Git ama dönme!

Başkalarının ülküsü için kendi ülküsünden vazgeçen Devlet Bahçeli, partisinin grup toplantısında açılım heyetinin bir türlü en aşağı 40 bin kişinin katili Abdullah Öcalan‘ı ziyaret etmemesini eleştirerek, “Komisyon bu kararı almazsa, üç arkadaşımla kendi imkânlarımızla İmralı’ya gitmekten çekinmem” dedi. Peşinden de dava arkadaşlarına seslenerek, “İmralı’ya gitmeme izin veriyor musunuz?” diye yeni bir sansasyonel çıkış yaptı.

BOL GÜNEŞ, BOL BALIK

Yazıya başlamadan kendi düşüncemi söyleyeyim; dava arkadaşı değilim, su içinde 3İ ATLAS Kuyrukluyıldızı kadar uzağım kendisine. Ama yine olur da bana sorarsa “İmralı’ya gideyim mi?” diye, tek cevabım, “Git ama dönme” olur.

Yanlış anlaşılmasın, kötü bir düşüncem yok.

İmralı’nın lüks bir tatil köyü konforunda olduğunu basından, gidip gelenlerden az çok öğrendik. Biz içine etmeden önce dünyanın en güzel denizi olan, yaş alsa da güzelliğini korumuş bir kadın gibi hâlâ çilelerine direnen Marmara’nın göbeğinde İmralı Adası. 

Yılın 8 ayı denize girilecek, 10 ayı güneş banyosu yapılacak bir iklime sahip. Koca gırgırlar yanaşamadıkları için balık da boldur. Prenses lüfer, prens istavrit, aç doyuran palamut, gelin mercan, bıçkın karagöz, koca kafa kaya balığı hatta kontesleri kıskandıran zerafetiyle karides ellerinin altında; yeme de yanında yat.

CANI DA SIKILMAZ

Yaş dayanmış 80’e, zor nefes aldığını görüyoruz.
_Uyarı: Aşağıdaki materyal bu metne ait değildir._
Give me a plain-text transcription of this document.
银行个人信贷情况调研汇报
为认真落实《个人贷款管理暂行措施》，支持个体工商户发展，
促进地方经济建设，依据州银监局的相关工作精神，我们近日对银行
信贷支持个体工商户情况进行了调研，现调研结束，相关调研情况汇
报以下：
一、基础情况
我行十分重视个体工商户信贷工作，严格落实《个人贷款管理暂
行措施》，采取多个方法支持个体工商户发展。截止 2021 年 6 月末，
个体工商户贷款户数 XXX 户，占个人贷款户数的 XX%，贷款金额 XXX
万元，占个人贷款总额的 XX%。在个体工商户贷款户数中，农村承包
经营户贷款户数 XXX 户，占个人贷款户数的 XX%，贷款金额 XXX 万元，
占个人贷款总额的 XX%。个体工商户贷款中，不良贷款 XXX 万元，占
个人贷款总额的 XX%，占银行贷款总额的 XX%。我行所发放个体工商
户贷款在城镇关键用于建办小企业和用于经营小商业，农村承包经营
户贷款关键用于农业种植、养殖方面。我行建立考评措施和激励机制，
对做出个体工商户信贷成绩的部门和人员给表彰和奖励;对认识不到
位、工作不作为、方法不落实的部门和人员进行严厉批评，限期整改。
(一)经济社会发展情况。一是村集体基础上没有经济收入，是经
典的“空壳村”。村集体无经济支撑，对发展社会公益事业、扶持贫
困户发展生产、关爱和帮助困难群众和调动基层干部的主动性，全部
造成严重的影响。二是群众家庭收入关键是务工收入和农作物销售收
Bazen iyi tarafımıza geliyor acıyoruz, “Bak zor yürüyor, konuşamıyor bile ama hâlâ çalışmak zorunda biçare, hayat ne acımasız” diye düşünüp.

Bulunmaz bir fırsat hayatın kışını İmralı’da geçirmek. Hem kankası da orada, canı da sıkılmaz. 

Eski günlerden bahsederler birbirlerine dolunayı izlerlerken.

“Nasıl yağlı urgan atmıştım lan sana ehehehe” der biri öbürüne. Öbürü de diğerine sağ eliyle kurt işareti yaparak, enselendiğinde, “Abdullah Öcalan memlekete hoşgeldin” diyen subaya, “Hizmete hazırım” dediğini anlatır ballandıra ballandıra.

GÜNAH KEÇİSİ İMAMOĞLU

Gerçeğe dönersek…

Başkalarının ülküsü için kendi ülküsünden vazgeçen Devlet Bahçeli bu laflarla kime mesaj veriyor bilinmez.

Patronuna sitem ediyor olabilir, kendi partisinin içindekilere olabilir, pasif tutumlarından dolayı DEM’lilere olabilir, siyaseten Özgür Özel’e sallıyor da olabilir.

Fakat kesin olan bir şey var…

Gidip de işleri eline yüzüne bulaştırırsa, gidemez de işler gidemediği için sarpa sararsa ya da giderken teknesi falan batarsa suçlu çok net; bir sonraki cumhurbaşkanı Ekrem İmamoğlu!